Ketika orang disusupi rasa berdosa, maka akan terus berusaha menghapus dosa, dengan tobat, terbetik rasa sesal yang mendalam, disertai amal kebaikan-kebaikan lain, sembari terpancar rasa optimis bahwa Allah akan mengampuni segenap dosa-dosanya, setelah meyakini sifat Allah Yang Maha Pengampun (Al-Afuwwu), bahkan Yang Maha Penghapus Dosa (Al-Ghaffar). Melihat diri yang berlumur dosa, maka akan terbersit perasaan rendah diri dan hina, dan ketika memandangi kasih sayang Allah, maka hidup menjadi optimis atas anugerah pengampunanNya yang tak terbatas. Merasa gelap penting, tetapi jangan terpaku oleh kegelapan, karena kita tak menemukan cahaya apapun. Kita boleh merasa gelap, tapi disertai rasa optimis bahwa cahaya pun bakal hadir. Begitu juga ketika kita berbuat dosa, janganlah merasa terpaku, dan terjebak untuk terus memikirkan segenap dosa, tanpa memandang horizon pengampunan Allah Yang Maha Luas. 

Ketika orang terjebak dalam dosa, dan merasa bahwa dia tak berkuasa sedikit pun untuk mengendalikan dan menguasai diri, hanya karena kehendak Allah semata perbuatan baik terlahir, niscaya dia akan ditolong Allah untuk makin dekat dengan kebajikan yang diharapkan, yang berarti dekat dengan Allah itu sendiri. Dan dia telah digerakkan Allah bisa mendaurulang keburukan sebagai kebajikan.
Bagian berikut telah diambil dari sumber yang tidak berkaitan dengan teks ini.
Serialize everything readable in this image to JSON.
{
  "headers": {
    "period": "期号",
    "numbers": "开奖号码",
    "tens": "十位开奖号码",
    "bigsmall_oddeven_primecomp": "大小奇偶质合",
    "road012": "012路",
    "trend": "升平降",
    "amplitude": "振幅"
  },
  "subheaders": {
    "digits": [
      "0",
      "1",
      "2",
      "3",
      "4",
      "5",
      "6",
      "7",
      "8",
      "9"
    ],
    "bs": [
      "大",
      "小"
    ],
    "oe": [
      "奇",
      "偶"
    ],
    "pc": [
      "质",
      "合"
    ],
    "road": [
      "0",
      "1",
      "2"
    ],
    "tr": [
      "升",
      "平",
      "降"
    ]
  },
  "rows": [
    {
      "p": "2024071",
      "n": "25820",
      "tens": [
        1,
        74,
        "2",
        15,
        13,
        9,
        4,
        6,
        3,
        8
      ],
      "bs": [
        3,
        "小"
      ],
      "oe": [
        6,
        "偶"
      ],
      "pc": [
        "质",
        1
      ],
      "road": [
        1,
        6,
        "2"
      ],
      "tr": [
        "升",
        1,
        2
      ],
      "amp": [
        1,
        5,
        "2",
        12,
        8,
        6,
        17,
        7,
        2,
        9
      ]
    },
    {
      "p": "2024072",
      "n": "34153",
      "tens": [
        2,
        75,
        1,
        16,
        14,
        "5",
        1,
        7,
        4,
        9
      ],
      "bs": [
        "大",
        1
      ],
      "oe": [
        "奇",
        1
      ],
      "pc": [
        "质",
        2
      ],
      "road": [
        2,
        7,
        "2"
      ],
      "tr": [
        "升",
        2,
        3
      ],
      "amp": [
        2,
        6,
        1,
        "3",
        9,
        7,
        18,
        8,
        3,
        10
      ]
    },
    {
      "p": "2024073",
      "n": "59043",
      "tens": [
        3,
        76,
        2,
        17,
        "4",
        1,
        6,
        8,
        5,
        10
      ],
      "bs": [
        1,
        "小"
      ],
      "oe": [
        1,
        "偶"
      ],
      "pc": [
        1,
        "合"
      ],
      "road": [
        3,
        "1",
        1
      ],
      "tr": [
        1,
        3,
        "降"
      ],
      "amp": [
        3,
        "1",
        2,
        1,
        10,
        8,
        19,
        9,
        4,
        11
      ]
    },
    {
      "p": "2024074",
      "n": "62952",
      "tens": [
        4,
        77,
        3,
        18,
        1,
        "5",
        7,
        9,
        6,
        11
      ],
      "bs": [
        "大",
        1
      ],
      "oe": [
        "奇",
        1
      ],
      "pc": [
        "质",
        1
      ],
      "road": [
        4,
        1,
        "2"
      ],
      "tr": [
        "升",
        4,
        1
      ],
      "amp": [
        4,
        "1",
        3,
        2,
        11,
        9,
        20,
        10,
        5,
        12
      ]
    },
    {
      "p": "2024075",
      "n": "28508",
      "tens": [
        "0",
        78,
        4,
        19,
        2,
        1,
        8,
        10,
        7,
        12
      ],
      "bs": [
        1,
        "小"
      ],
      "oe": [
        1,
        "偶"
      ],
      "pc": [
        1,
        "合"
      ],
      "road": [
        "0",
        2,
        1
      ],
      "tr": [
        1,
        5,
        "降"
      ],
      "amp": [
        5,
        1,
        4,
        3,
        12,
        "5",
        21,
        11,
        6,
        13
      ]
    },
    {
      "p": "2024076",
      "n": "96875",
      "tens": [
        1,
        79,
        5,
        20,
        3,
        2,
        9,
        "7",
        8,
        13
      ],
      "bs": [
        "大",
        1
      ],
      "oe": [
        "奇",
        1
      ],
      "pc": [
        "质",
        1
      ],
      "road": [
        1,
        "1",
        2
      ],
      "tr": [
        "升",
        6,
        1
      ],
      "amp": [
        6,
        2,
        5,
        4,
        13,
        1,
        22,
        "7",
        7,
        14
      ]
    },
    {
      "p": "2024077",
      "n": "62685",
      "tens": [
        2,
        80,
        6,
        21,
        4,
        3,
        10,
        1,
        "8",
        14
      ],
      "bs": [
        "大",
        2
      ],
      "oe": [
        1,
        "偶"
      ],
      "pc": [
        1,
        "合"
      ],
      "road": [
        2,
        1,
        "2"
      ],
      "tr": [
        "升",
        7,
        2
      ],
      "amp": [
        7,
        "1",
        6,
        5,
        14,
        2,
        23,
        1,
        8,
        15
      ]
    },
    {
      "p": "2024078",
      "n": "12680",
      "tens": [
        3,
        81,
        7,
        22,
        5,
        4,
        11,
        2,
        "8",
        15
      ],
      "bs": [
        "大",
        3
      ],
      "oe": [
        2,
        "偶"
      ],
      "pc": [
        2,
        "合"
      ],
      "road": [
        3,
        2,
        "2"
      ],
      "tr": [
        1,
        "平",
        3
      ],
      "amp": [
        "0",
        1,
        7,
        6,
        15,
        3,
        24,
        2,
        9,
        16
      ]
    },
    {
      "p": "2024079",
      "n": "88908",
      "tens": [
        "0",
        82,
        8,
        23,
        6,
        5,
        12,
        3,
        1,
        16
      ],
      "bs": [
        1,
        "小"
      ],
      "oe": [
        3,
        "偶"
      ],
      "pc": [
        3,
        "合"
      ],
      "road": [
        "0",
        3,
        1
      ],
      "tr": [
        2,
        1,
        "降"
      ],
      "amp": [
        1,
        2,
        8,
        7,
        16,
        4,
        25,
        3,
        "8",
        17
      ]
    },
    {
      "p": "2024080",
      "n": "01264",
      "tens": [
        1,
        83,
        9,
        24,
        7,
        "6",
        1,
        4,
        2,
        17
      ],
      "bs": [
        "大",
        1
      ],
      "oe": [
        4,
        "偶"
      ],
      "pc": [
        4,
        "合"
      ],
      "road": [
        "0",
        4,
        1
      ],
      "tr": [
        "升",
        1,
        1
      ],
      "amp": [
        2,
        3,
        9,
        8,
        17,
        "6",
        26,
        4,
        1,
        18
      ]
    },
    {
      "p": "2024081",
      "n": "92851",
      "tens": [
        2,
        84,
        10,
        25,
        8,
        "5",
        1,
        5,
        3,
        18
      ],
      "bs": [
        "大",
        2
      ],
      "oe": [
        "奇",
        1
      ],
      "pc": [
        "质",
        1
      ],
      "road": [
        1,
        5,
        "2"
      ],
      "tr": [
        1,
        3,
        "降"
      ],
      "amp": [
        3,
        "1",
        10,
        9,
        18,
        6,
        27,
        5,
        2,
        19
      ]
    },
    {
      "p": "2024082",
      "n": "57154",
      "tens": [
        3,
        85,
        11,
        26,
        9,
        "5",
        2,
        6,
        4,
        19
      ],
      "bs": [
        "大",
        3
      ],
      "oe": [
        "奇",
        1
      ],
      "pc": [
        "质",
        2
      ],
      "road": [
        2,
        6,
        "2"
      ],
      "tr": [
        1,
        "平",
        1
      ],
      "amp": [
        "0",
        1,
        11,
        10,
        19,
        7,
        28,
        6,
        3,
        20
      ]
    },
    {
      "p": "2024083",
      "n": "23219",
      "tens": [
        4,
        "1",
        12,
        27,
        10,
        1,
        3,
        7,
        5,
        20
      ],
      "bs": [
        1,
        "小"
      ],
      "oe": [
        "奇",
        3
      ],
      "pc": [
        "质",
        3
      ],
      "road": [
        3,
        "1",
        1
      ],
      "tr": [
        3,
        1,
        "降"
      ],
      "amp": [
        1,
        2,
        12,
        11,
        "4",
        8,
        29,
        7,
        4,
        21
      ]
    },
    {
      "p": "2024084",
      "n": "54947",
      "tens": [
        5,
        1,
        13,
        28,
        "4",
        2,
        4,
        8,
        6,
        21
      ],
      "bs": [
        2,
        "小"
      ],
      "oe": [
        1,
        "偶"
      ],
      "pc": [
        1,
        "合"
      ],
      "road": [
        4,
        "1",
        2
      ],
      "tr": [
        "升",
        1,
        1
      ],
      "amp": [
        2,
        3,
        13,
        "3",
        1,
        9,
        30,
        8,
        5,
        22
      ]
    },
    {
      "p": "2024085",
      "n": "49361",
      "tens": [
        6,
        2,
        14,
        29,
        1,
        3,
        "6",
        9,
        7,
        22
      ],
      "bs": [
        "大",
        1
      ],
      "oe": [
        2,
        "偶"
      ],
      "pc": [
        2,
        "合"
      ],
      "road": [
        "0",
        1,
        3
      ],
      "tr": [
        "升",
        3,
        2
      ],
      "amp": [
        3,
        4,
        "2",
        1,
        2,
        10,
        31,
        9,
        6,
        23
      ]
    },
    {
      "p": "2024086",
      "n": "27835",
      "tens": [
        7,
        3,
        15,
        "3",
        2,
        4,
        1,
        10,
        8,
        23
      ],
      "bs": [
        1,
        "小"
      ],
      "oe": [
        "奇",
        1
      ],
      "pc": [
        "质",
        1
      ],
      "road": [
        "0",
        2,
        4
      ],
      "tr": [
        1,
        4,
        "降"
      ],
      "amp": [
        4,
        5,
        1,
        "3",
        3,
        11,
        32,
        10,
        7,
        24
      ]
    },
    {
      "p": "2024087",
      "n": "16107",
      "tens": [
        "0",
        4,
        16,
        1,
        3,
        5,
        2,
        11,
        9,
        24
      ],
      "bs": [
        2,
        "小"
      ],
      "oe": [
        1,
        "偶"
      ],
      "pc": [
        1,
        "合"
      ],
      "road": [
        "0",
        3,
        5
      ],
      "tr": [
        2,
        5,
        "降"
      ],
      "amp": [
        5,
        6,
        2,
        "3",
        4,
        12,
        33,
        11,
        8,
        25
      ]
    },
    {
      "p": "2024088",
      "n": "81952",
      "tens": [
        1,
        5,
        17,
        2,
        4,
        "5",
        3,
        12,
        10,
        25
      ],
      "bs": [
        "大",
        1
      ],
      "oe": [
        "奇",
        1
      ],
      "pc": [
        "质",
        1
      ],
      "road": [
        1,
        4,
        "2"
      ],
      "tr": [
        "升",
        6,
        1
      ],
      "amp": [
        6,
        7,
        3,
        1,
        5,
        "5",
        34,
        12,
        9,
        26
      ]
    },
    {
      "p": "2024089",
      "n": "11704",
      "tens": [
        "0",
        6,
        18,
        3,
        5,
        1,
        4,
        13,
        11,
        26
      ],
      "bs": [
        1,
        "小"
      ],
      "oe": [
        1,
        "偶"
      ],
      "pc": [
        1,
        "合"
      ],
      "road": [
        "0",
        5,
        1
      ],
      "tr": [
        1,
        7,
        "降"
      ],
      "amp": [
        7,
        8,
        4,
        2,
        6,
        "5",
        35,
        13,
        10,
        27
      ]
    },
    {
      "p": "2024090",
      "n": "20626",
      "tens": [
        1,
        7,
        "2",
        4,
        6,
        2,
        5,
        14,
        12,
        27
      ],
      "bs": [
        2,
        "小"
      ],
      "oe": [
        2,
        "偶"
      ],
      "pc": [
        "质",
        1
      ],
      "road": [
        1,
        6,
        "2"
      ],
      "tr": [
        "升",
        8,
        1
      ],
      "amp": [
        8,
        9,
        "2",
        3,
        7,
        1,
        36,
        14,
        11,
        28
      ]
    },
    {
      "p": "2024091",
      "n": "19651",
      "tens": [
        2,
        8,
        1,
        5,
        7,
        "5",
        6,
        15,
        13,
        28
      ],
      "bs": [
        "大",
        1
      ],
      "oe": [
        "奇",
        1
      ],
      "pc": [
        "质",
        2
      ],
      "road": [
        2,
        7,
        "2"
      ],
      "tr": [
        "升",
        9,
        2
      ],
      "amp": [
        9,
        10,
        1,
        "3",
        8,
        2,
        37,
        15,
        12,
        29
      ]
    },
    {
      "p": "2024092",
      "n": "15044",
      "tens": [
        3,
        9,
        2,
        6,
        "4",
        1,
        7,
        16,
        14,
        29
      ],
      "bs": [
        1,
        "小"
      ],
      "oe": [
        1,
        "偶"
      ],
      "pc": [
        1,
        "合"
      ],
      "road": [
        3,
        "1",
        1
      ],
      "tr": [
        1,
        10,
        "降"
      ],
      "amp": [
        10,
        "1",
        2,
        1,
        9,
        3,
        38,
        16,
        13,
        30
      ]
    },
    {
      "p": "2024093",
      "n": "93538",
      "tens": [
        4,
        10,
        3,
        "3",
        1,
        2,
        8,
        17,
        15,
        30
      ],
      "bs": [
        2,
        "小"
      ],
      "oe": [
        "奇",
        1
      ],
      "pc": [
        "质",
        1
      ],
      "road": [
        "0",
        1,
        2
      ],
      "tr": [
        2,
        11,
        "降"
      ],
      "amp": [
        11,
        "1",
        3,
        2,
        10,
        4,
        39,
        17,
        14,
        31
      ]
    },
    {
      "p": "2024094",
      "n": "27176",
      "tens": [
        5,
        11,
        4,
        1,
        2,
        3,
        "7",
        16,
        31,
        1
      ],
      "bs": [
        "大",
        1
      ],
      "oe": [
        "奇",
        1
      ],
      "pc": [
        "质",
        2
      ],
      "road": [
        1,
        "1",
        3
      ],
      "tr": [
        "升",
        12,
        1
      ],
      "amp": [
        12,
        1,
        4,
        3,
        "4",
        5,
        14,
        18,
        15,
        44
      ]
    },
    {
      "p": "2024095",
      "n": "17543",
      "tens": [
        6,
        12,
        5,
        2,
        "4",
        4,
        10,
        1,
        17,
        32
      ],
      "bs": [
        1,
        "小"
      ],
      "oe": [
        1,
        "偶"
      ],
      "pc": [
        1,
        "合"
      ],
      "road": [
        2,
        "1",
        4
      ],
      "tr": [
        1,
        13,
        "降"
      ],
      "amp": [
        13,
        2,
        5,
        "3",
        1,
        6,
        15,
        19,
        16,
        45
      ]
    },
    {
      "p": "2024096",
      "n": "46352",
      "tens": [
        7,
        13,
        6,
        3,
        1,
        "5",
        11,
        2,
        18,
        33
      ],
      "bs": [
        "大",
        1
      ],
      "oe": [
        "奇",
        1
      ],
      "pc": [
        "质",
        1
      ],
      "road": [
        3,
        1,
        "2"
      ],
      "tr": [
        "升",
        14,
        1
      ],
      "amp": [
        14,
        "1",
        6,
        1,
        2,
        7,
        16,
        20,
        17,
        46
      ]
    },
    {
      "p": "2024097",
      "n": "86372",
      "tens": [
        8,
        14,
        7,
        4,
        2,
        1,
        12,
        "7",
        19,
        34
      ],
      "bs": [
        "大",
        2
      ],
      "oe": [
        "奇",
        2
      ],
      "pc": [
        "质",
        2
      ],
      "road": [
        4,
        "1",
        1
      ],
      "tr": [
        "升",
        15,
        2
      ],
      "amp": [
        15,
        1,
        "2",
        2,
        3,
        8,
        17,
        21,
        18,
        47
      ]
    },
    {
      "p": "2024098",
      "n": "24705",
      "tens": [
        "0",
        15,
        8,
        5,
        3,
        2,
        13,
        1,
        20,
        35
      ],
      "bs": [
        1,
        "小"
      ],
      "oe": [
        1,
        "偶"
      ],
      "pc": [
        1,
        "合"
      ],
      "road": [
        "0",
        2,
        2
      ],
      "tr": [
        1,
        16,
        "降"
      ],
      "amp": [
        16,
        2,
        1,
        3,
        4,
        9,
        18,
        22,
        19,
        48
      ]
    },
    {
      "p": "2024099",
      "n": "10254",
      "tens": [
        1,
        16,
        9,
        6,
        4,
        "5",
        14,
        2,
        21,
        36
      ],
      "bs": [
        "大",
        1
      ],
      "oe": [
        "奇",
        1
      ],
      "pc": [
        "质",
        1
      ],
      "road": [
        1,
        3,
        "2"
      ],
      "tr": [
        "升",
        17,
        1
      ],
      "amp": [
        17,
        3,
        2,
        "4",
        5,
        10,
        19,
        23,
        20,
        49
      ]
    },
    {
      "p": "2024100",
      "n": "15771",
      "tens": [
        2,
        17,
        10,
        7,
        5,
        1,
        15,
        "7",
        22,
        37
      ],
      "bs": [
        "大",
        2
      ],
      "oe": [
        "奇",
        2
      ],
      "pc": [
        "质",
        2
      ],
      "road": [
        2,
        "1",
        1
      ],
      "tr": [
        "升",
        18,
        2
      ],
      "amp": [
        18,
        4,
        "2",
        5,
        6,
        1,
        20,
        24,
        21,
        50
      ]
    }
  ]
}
Keburukan dosa-dosa telah menjadi sarana makin dekat pada Allah SWT. Karena orang-orang yang bertobat senantiasa dicintai Allah SWT, sebagaimana sabda Rasulullah SAW,” Sesungguhnya orang yang bertobat adalah kekasih Allah, dan orang yang bertobat adalah seperti orang yang tidak punya dosa.” 

Sekarang saatnya kita mencintai Allah dengan jalan bertobat terus-menerus, dengan merasakan tumpukan dosa, dan disertai rasa optimis bahwa Allah akan menganugerahi pengampunan sebagai tanda sifat kasih sayang dan pengampunanNya yang tak terbatas.